There are two problems which dent the charms of MPPI.

The first is policy small print, which enables many insurers to duck claims.

That is the conclusion of Mark Hayes-Newington, of The Research Department, the financial products research company.

He says: "If at the time of taking out cover, an employee had even the slightest knowledge his or her company could be planning future redundancies, the insurer is likely to refuse payment on the policy.

"Even if the employee in question had no knowledge whatsoever of possible redundancies, the insurer could refuse a claim if someone else in the office suspected redundancies or if there is evidence of an office rumour about downsizing."

The other problem is price.

MPPI costs much more than it should do.

Mr Burgess said some traditional mortgage lenders creamed off 70 to 80 per cent of MPPI premiums in commission.

He feared home owners wasted more than £6 billion a year on MPPI by failing to find the cheapest deal.

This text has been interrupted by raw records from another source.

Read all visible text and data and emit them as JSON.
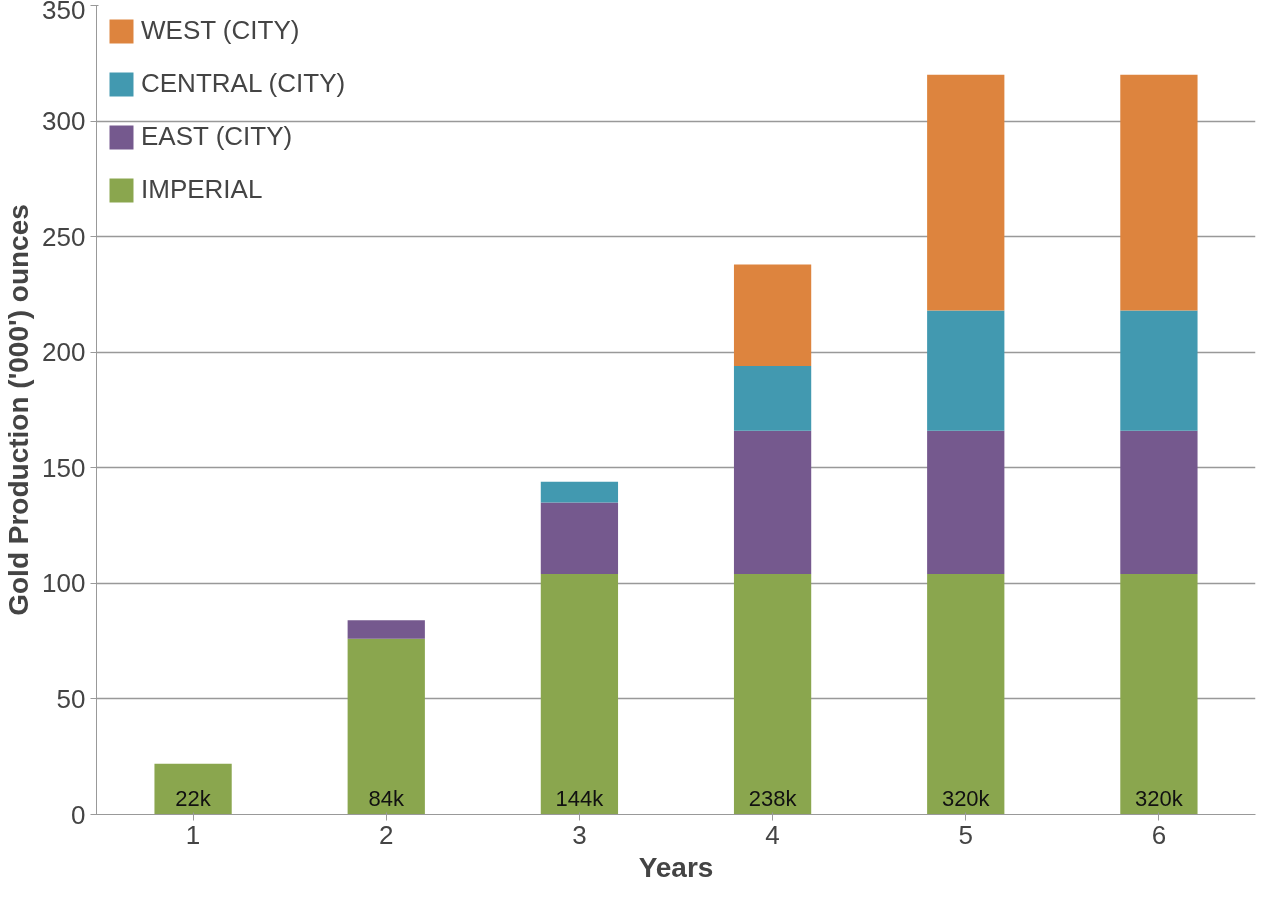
{
  "chart_data": {
    "type": "bar",
    "stacked": true,
    "xlabel": "Years",
    "ylabel": "Gold Production ('000') ounces",
    "categories": [
      "1",
      "2",
      "3",
      "4",
      "5",
      "6"
    ],
    "series": [
      {
        "name": "IMPERIAL",
        "color": "#8aa64e",
        "values": [
          22,
          76,
          104,
          104,
          104,
          104
        ]
      },
      {
        "name": "EAST (CITY)",
        "color": "#75598e",
        "values": [
          null,
          8,
          31,
          62,
          62,
          62
        ]
      },
      {
        "name": "CENTRAL (CITY)",
        "color": "#4299b0",
        "values": [
          null,
          null,
          9,
          28,
          52,
          52
        ]
      },
      {
        "name": "WEST (CITY)",
        "color": "#dd843e",
        "values": [
          null,
          null,
          null,
          44,
          102,
          102
        ]
      }
    ],
    "totals": [
      "22k",
      "84k",
      "144k",
      "238k",
      "320k",
      "320k"
    ],
    "ylim": [
      0,
      350
    ],
    "yticks": [
      0,
      50,
      100,
      150,
      200,
      250,
      300,
      350
    ],
    "grid": "y",
    "legend": "top left"
  }
}
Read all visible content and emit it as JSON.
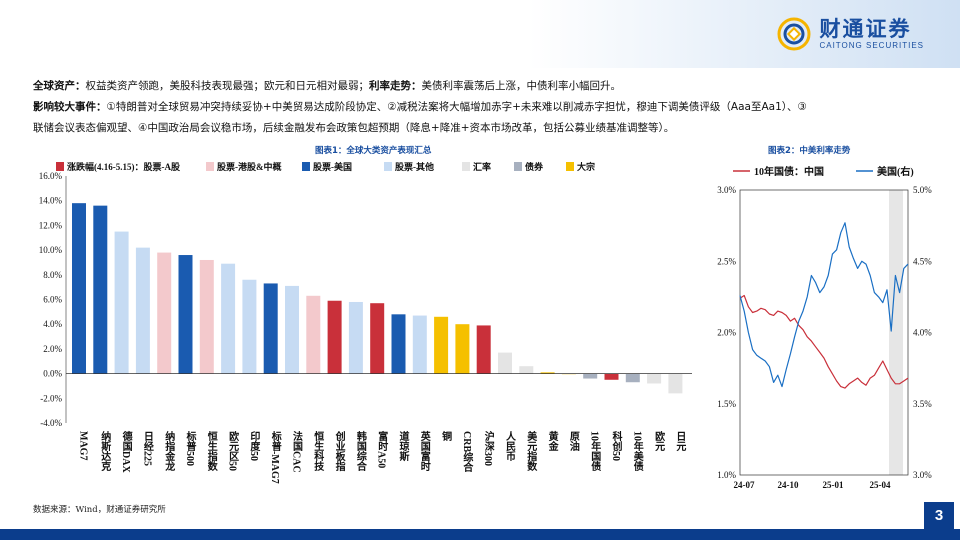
{
  "header": {
    "logo_cn": "财通证券",
    "logo_en": "CAITONG SECURITIES"
  },
  "summary": {
    "line1_label_a": "全球资产：",
    "line1_text_a": "权益类资产领跑，美股科技表现最强；欧元和日元相对最弱；",
    "line1_label_b": "利率走势：",
    "line1_text_b": "美债利率震荡后上涨，中债利率小幅回升。",
    "line2_label": "影响较大事件：",
    "line2_text": "①特朗普对全球贸易冲突持续妥协+中美贸易达成阶段协定、②减税法案将大幅增加赤字+未来难以削减赤字担忧，穆迪下调美债评级（Aaa至Aa1）、③",
    "line3_text": "联储会议表态偏观望、④中国政治局会议稳市场，后续金融发布会政策包超预期（降息+降准+资本市场改革，包括公募业绩基准调整等）。"
  },
  "figure1_title": "图表1：全球大类资产表现汇总",
  "figure2_title": "图表2：中美利率走势",
  "colors": {
    "a_share": "#c9303a",
    "hk": "#f3c9cc",
    "us": "#1a5bb0",
    "other": "#c6dbf3",
    "fx": "#e4e4e4",
    "bond": "#a7b0bf",
    "commodity": "#f5c000",
    "cn_line": "#c9303a",
    "us_line": "#1a6fc4",
    "shade": "#e6e6e6"
  },
  "chart_data": [
    {
      "type": "bar",
      "legend": [
        {
          "key": "a_share",
          "label": "涨跌幅(4.16-5.15)：股票-A股"
        },
        {
          "key": "hk",
          "label": "股票-港股&中概"
        },
        {
          "key": "us",
          "label": "股票-美国"
        },
        {
          "key": "other",
          "label": "股票-其他"
        },
        {
          "key": "fx",
          "label": "汇率"
        },
        {
          "key": "bond",
          "label": "债券"
        },
        {
          "key": "commodity",
          "label": "大宗"
        }
      ],
      "legend_placement": "top",
      "ylim": [
        -4.0,
        16.0
      ],
      "yticks": [
        "16.0%",
        "14.0%",
        "12.0%",
        "10.0%",
        "8.0%",
        "6.0%",
        "4.0%",
        "2.0%",
        "0.0%",
        "-2.0%",
        "-4.0%"
      ],
      "categories": [
        "MAG7",
        "纳斯达克",
        "德国DAX",
        "日经225",
        "纳指金龙",
        "标普500",
        "恒生指数",
        "欧元区50",
        "印度50",
        "标普-MAG7",
        "法国CAC",
        "恒生科技",
        "创业板指",
        "韩国综合",
        "富时A50",
        "道琼斯",
        "英国富时",
        "铜",
        "CRB综合",
        "沪深300",
        "人民币",
        "美元指数",
        "黄金",
        "原油",
        "10年国债",
        "科创50",
        "10年美债",
        "欧元",
        "日元"
      ],
      "values": [
        13.8,
        13.6,
        11.5,
        10.2,
        9.8,
        9.6,
        9.2,
        8.9,
        7.6,
        7.3,
        7.1,
        6.3,
        5.9,
        5.8,
        5.7,
        4.8,
        4.7,
        4.6,
        4.0,
        3.9,
        1.7,
        0.6,
        0.1,
        0.0,
        -0.4,
        -0.5,
        -0.7,
        -0.8,
        -1.6
      ],
      "groups": [
        "us",
        "us",
        "other",
        "other",
        "hk",
        "us",
        "hk",
        "other",
        "other",
        "us",
        "other",
        "hk",
        "a_share",
        "other",
        "a_share",
        "us",
        "other",
        "commodity",
        "commodity",
        "a_share",
        "fx",
        "fx",
        "commodity",
        "commodity",
        "bond",
        "a_share",
        "bond",
        "fx",
        "fx"
      ],
      "grid": false
    },
    {
      "type": "line",
      "legend_placement": "top",
      "series": [
        {
          "name": "10年国债：中国",
          "axis": "left",
          "values": [
            2.24,
            2.26,
            2.18,
            2.14,
            2.15,
            2.17,
            2.16,
            2.13,
            2.12,
            2.15,
            2.14,
            2.12,
            2.08,
            2.1,
            2.05,
            2.02,
            1.97,
            1.94,
            1.9,
            1.86,
            1.82,
            1.76,
            1.71,
            1.66,
            1.62,
            1.61,
            1.64,
            1.66,
            1.68,
            1.65,
            1.63,
            1.68,
            1.7,
            1.75,
            1.8,
            1.74,
            1.68,
            1.64,
            1.64,
            1.66,
            1.68
          ]
        },
        {
          "name": "美国(右)",
          "axis": "right",
          "values": [
            4.26,
            4.15,
            4.0,
            3.88,
            3.84,
            3.82,
            3.8,
            3.76,
            3.65,
            3.7,
            3.62,
            3.74,
            3.85,
            3.97,
            4.08,
            4.15,
            4.25,
            4.4,
            4.35,
            4.28,
            4.32,
            4.4,
            4.55,
            4.58,
            4.7,
            4.77,
            4.6,
            4.52,
            4.45,
            4.5,
            4.48,
            4.4,
            4.28,
            4.25,
            4.21,
            4.3,
            4.01,
            4.4,
            4.28,
            4.45,
            4.48
          ]
        },
        {
          "name": "",
          "axis": "left",
          "values": []
        }
      ],
      "x_ticks": [
        "24-07",
        "24-10",
        "25-01",
        "25-04"
      ],
      "ylim_left": [
        1.0,
        3.0
      ],
      "yticks_left": [
        "3.0%",
        "2.5%",
        "2.0%",
        "1.5%",
        "1.0%"
      ],
      "ylim_right": [
        3.0,
        5.0
      ],
      "yticks_right": [
        "5.0%",
        "4.5%",
        "4.0%",
        "3.5%",
        "3.0%"
      ],
      "shaded_period": "4.16-5.15",
      "grid": false
    }
  ],
  "footer": {
    "source": "数据来源：Wind，财通证券研究所",
    "page_number": "3"
  }
}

Before you buy MPPI, these are the key points to check:

Go to an independent
provider for a quote.

How much cover do you
need?

Accident, sickness and unemployment can all be insured against but Mr Burgess advises income and mortgage protection as employers with sick pay schemes may have disability dangers covered.

Do you want cover for
one or two years, the longer period costs an extra 50p a month per £100 of mortgage covered.

Study the policy small print
before you buy.

Many policies have an initial exclusion period ranging from 60 to 120 days but specialist brokers have policies to avoid this.